Oben im Video: Er verlor seine Tochter und seinen Enkel - Vater von Germanwings-Opfer spricht von "geplantem Massenmord"


Zur Erklärung: Am 15. März 2015 stürzte in den Alpen Südfrankreichs (zwischen Le Vernet und Prads-Haute-Bléone) ein Airbus A 320 von Germanwings/Lufthansa mit 150 Personen ab. Sowohl die Maschine als auch die Menschen wurden durch die Wucht des Aufpralls, wie Augenzeugen berichteten, nahezu »pulverisiert«.

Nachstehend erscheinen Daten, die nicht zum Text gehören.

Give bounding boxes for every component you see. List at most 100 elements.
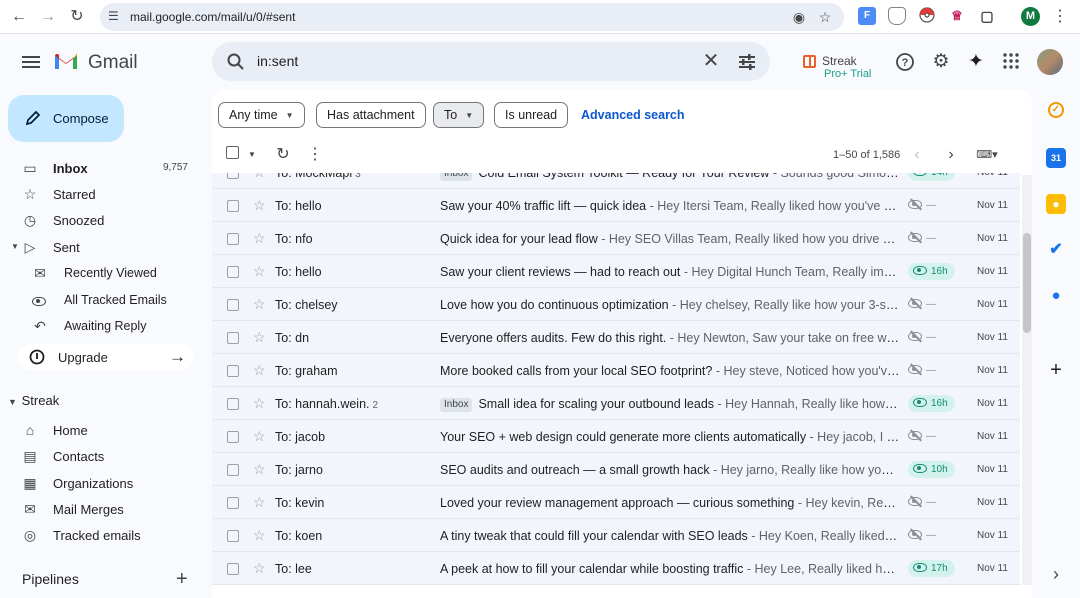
more-options-icon[interactable]: ⋮	[306, 146, 324, 164]
email-content[interactable]: Saw your client reviews — had to reach o…	[440, 265, 900, 279]
email-row[interactable]: ☆ To: graham More booked calls from your l…	[212, 354, 1020, 387]
prev-page-icon[interactable]: ‹	[908, 146, 926, 164]
email-row[interactable]: ☆ To: jacob Your SEO + web design could ge…	[212, 420, 1020, 453]
email-content[interactable]: More booked calls from your local SEO fo…	[440, 364, 900, 378]
row-checkbox[interactable]	[227, 200, 239, 212]
hide-eye-icon[interactable]: ◉	[790, 8, 808, 26]
expand-caret-icon[interactable]: ▼	[11, 242, 19, 251]
tracking-status[interactable]: —	[908, 329, 936, 346]
tracking-status[interactable]: 17h	[908, 560, 955, 577]
apps-grid-icon[interactable]	[1001, 52, 1021, 72]
tasks-check-icon[interactable]: ✓	[1048, 102, 1064, 118]
star-icon[interactable]: ☆	[253, 230, 266, 246]
email-row[interactable]: ☆ To: hello Saw your client reviews — had …	[212, 255, 1020, 288]
search-bar[interactable]: in:sent ✕	[212, 42, 770, 81]
select-dropdown-icon[interactable]: ▼	[243, 146, 261, 164]
row-checkbox[interactable]	[227, 398, 239, 410]
help-icon[interactable]: ?	[895, 52, 915, 72]
collapse-caret-icon[interactable]: ▼	[8, 397, 18, 407]
email-content[interactable]: Saw your 40% traffic lift — quick idea -…	[440, 199, 900, 213]
filter-any-time[interactable]: Any time ▼	[218, 102, 305, 128]
tracking-status[interactable]: —	[908, 362, 936, 379]
email-row[interactable]: ☆ To: MockMapi3 Inbox Cold Email System Too…	[212, 173, 1020, 189]
email-content[interactable]: SEO audits and outreach — a small growth…	[440, 463, 900, 477]
email-recipient[interactable]: To: kevin	[275, 496, 324, 510]
row-checkbox[interactable]	[227, 233, 239, 245]
streak-item-organizations[interactable]: ▦ Organizations	[0, 470, 200, 496]
email-row[interactable]: ☆ To: koen A tiny tweak that could fill yo…	[212, 519, 1020, 552]
email-recipient[interactable]: To: graham	[275, 364, 338, 378]
email-row[interactable]: ☆ To: nfo Quick idea for your lead flow - …	[212, 222, 1020, 255]
filter-to[interactable]: To ▼	[433, 102, 485, 128]
search-input[interactable]: in:sent	[257, 53, 298, 69]
email-content[interactable]: Your SEO + web design could generate mor…	[440, 430, 900, 444]
row-checkbox[interactable]	[227, 431, 239, 443]
inbox-label-badge[interactable]: Inbox	[440, 173, 473, 181]
row-checkbox[interactable]	[227, 530, 239, 542]
row-checkbox[interactable]	[227, 266, 239, 278]
crown-extension-icon[interactable]: ♕	[948, 7, 966, 25]
tracking-status[interactable]: —	[908, 527, 936, 544]
search-options-icon[interactable]	[736, 51, 758, 73]
star-icon[interactable]: ☆	[253, 527, 266, 543]
email-recipient[interactable]: To: hello	[275, 199, 322, 213]
tracking-status[interactable]: —	[908, 197, 936, 214]
email-row[interactable]: ☆ To: hello Saw your 40% traffic lift — qu…	[212, 189, 1020, 222]
extensions-puzzle-icon[interactable]: ▢	[978, 7, 996, 25]
star-icon[interactable]: ☆	[253, 362, 266, 378]
nav-item-recently-viewed[interactable]: ✉ Recently Viewed	[0, 260, 200, 286]
row-checkbox[interactable]	[227, 173, 239, 179]
settings-gear-icon[interactable]: ⚙	[931, 52, 951, 72]
upgrade-button[interactable]: Upgrade →	[18, 344, 194, 370]
star-icon[interactable]: ☆	[253, 173, 266, 180]
row-checkbox[interactable]	[227, 365, 239, 377]
tracking-status[interactable]: 10h	[908, 461, 955, 478]
star-icon[interactable]: ☆	[253, 263, 266, 279]
email-row[interactable]: ☆ To: lee A peek at how to fill your calen…	[212, 552, 1020, 585]
tracking-status[interactable]: —	[908, 428, 936, 445]
email-content[interactable]: A peek at how to fill your calendar whil…	[440, 562, 900, 576]
email-recipient[interactable]: To: MockMapi 3	[275, 173, 361, 180]
main-menu-icon[interactable]	[22, 53, 40, 71]
email-content[interactable]: Quick idea for your lead flow - Hey SEO …	[440, 232, 900, 246]
row-checkbox[interactable]	[227, 332, 239, 344]
email-row[interactable]: ☆ To: hannah.wein. 2 Inbox Small idea for sc…	[212, 387, 1020, 420]
row-checkbox[interactable]	[227, 464, 239, 476]
email-content[interactable]: A tiny tweak that could fill your calend…	[440, 529, 900, 543]
next-page-icon[interactable]: ›	[942, 146, 960, 164]
search-icon[interactable]	[226, 52, 246, 72]
add-pipeline-icon[interactable]: +	[176, 568, 188, 591]
row-checkbox[interactable]	[227, 497, 239, 509]
email-recipient[interactable]: To: jarno	[275, 463, 323, 477]
email-row[interactable]: ☆ To: dn Everyone offers audits. Few do th…	[212, 321, 1020, 354]
add-addon-icon[interactable]: +	[1046, 360, 1066, 380]
star-icon[interactable]: ☆	[253, 494, 266, 510]
shield-extension-icon[interactable]	[888, 7, 906, 25]
star-icon[interactable]: ☆	[253, 296, 266, 312]
site-settings-icon[interactable]: ☰	[108, 9, 122, 23]
back-icon[interactable]: ←	[8, 6, 30, 28]
account-avatar[interactable]	[1037, 49, 1063, 75]
scrollbar-thumb[interactable]	[1023, 233, 1031, 333]
email-content[interactable]: Inbox Small idea for scaling your outboun…	[440, 397, 900, 412]
nav-item-sent[interactable]: ▼ ▷ Sent	[0, 234, 200, 260]
streak-item-contacts[interactable]: ▤ Contacts	[0, 443, 200, 469]
nav-item-inbox[interactable]: ▭ Inbox 9,757	[0, 155, 200, 181]
email-row[interactable]: ☆ To: kevin Loved your review management a…	[212, 486, 1020, 519]
nav-item-all-tracked[interactable]: All Tracked Emails	[0, 287, 200, 313]
filter-is-unread[interactable]: Is unread	[494, 102, 569, 128]
email-recipient[interactable]: To: jacob	[275, 430, 325, 444]
select-all-checkbox[interactable]	[226, 146, 244, 164]
tasks-icon[interactable]: ✔	[1046, 240, 1066, 260]
star-icon[interactable]: ☆	[253, 461, 266, 477]
streak-item-mail-merges[interactable]: ✉ Mail Merges	[0, 496, 200, 522]
gemini-sparkle-icon[interactable]: ✦	[966, 52, 986, 72]
star-icon[interactable]: ☆	[253, 560, 266, 576]
email-content[interactable]: Inbox Cold Email System Toolkit — Ready f…	[440, 173, 900, 181]
tracking-status[interactable]: —	[908, 494, 936, 511]
email-recipient[interactable]: To: chelsey	[275, 298, 338, 312]
email-content[interactable]: Loved your review management approach — …	[440, 496, 900, 510]
tracking-status[interactable]: 16h	[908, 263, 955, 280]
nav-item-snoozed[interactable]: ◷ Snoozed	[0, 207, 200, 233]
filter-has-attachment[interactable]: Has attachment	[316, 102, 426, 128]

Aus den Untersuchungen der französischen Untersuchungsbehörde BEA geht hervor, dass der Pilot zu Beginn des Fluges das Cockpit verließ, um vermutlich die Toilette aufzusuchen. Als der Copilot allein war, veränderte er die Flughöhe von 38 000 ft (11 582 m) auf 100 ft (30,45 m).

Das Flugzeug flog stetig schneller, da die Geschwindigkeit mehrfach erhöht wurde. Maximal betrug sie 350 kt (648 km/h), es ist die Höchstgeschwindigkeit, die der Pilot einstellen kann.

Weiterhin geht aus dem Abschlussbericht hervor, dass der depressive Copilot Andreas Lubitz die Maschine wissentlich und geplant an einen Felsen geschmettert habe.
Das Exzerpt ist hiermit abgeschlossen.